MEXICO CITY (Reuters) – Mexico’s President Andres Manuel Lopez Obrador said on Wednesday the two presidents who preceded him should testify about corruption after a complaint by a former head of state oil firm Petroleos Mexicanos, known as Pemex.
Lopez Obrador’s position that both former President Enrique Pena Nieto and his predecessor Felipe Calderon should speak to prosecutors raises the stakes in his drive to root out corruption he says plagued previous governments.
“Ex-President Calderon, ex-President Pena (Nieto), the lawmakers who are mentioned, the senators, all those mentioned have to testify,” Lopez Obrador said at his daily morning news conference. He stressed that he did not assume their guilt.
His comments came a day after former Pemex chief Emilio Lozoya filed a complaint saying Pena Nieto and his finance minister, Luis Videgaray, had instructed him to direct bribes to Pena Nieto’s 2012 election campaign and to buy votes in Congress.
The testimony is related to a plea deal under which Lozoya returned to Mexico from Spain to face corruption charges without being held in pre-trial detention.
Lopez Obrador’s decision to target Calderon in his comments was notable. Attorney General Alejandro Gertz this week revealed details of Lozoya’s complaint, but did not mention Calderon by name despite referring to corruption during his administration.
President from 2006-2012, Calderon remains a vocal critic of Lopez Obrador, who in turn accuses his rival of overseeing a “narco state” based on a U.S. case against Calderon’s top security official.

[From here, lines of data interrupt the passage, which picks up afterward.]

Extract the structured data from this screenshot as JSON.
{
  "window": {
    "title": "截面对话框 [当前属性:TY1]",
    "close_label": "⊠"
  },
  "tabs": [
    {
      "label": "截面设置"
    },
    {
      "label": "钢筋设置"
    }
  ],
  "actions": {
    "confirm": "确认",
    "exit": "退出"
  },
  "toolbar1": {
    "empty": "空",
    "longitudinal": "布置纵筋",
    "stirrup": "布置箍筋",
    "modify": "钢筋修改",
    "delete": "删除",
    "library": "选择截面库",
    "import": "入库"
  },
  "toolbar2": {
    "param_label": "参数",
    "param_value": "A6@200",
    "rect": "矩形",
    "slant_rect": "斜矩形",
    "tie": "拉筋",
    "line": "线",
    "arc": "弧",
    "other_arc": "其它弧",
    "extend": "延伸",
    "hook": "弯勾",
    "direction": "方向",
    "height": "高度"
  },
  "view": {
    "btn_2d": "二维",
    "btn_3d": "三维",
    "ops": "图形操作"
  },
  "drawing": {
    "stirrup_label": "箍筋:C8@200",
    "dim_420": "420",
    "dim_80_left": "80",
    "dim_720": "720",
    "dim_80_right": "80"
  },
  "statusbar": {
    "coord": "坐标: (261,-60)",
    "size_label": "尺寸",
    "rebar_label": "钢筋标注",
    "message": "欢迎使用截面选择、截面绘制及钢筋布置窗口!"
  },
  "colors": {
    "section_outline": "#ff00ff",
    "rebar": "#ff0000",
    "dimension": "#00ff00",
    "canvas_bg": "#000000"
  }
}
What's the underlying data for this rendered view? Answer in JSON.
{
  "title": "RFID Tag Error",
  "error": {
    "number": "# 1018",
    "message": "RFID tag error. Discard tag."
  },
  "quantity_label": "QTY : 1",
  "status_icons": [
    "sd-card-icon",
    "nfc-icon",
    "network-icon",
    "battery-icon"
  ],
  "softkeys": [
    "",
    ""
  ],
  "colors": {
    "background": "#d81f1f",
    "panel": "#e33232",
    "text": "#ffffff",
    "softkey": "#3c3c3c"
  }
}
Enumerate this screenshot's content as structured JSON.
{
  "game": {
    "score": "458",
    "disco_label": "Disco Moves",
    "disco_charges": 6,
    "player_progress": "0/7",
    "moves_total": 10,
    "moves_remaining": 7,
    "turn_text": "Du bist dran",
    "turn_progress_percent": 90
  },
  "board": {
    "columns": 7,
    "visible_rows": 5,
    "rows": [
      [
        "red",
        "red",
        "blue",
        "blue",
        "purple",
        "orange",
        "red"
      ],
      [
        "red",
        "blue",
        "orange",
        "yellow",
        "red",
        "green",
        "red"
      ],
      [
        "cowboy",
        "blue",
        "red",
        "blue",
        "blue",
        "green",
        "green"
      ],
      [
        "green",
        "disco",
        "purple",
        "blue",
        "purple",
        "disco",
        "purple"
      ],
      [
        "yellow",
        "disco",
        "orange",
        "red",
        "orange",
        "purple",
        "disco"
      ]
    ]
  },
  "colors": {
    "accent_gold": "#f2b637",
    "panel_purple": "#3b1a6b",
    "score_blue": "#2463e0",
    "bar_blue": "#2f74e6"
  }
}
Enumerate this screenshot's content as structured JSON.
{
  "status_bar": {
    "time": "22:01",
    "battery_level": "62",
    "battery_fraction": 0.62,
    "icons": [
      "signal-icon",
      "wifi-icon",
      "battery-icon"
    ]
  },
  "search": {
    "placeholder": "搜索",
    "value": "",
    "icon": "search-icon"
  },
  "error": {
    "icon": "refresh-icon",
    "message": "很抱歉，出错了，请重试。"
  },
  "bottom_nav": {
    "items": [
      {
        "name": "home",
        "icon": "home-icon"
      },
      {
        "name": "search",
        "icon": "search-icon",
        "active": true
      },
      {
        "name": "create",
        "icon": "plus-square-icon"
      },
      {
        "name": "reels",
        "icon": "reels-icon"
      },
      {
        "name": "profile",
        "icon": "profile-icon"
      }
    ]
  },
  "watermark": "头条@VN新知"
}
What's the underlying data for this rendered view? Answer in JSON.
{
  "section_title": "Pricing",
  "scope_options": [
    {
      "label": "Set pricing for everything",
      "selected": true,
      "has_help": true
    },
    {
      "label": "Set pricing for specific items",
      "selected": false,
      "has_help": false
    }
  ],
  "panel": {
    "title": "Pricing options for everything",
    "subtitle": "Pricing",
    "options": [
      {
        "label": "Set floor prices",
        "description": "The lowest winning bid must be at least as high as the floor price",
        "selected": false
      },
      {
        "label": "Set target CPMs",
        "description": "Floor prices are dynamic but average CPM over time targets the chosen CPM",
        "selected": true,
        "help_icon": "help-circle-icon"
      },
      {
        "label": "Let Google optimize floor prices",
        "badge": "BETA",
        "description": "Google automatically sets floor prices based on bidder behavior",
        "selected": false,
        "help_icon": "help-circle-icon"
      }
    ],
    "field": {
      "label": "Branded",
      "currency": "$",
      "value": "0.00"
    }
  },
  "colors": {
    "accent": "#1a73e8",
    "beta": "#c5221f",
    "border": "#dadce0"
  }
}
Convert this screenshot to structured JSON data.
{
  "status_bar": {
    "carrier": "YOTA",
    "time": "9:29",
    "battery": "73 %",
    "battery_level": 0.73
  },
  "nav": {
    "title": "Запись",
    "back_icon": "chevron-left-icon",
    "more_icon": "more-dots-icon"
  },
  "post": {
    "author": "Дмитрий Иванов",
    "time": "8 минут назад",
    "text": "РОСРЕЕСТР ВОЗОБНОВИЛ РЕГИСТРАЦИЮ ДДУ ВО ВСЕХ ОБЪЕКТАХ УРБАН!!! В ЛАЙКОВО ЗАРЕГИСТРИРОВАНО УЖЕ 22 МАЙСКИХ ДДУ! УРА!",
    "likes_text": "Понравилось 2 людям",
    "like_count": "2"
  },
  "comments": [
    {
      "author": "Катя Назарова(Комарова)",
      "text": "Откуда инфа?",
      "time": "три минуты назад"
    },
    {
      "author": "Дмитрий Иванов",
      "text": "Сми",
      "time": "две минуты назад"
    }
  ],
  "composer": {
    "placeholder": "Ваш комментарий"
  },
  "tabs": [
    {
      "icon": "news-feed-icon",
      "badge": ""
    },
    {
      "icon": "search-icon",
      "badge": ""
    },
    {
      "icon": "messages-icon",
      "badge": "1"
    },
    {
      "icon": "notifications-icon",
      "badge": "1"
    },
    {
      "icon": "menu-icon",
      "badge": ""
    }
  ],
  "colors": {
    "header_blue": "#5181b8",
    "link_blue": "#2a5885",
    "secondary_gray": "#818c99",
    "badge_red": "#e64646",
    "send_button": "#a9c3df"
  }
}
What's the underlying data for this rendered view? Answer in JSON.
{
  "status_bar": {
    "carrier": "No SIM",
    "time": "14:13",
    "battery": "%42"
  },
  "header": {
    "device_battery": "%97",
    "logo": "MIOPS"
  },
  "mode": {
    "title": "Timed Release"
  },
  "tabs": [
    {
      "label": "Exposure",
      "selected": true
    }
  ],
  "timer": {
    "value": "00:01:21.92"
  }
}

Calderon’s small opposition party, Free Mexico, is seeking to win seats from the ruling MORENA party in congressional midterm elections next year, when Lopez Obrador will be fighting from a record of deep economic contraction following the pandemic.
Lopez Obrador called on Lozoya, who headed Pemex from 2012 to 2016, to come forward with evidence to back his accusations.
Calderon’s media office said the former president’s position was that any evidence against him should be brought forward.
“They should stop using the attorney general’s office as an apparatus for political persecution,” the media office said.
Reuters was unable to immediately reach a representative of Pena Nieto.
Lopez Obrador’s naming of Calderon appeared to reflect part of Lozoya’s complaint that Attorney General Alejandro Gertz said referred to irregularities in the construction of a petrochemical plant.
According to Gertz, Lozoya said he received more than 100 million pesos ($4.5 million) from Brazilian firm Odebrecht [ODBES.UL], most of which went to advisers in Pena Nieto’s election campaign. Odebrecht has previously admitted to paying bribes in Mexico.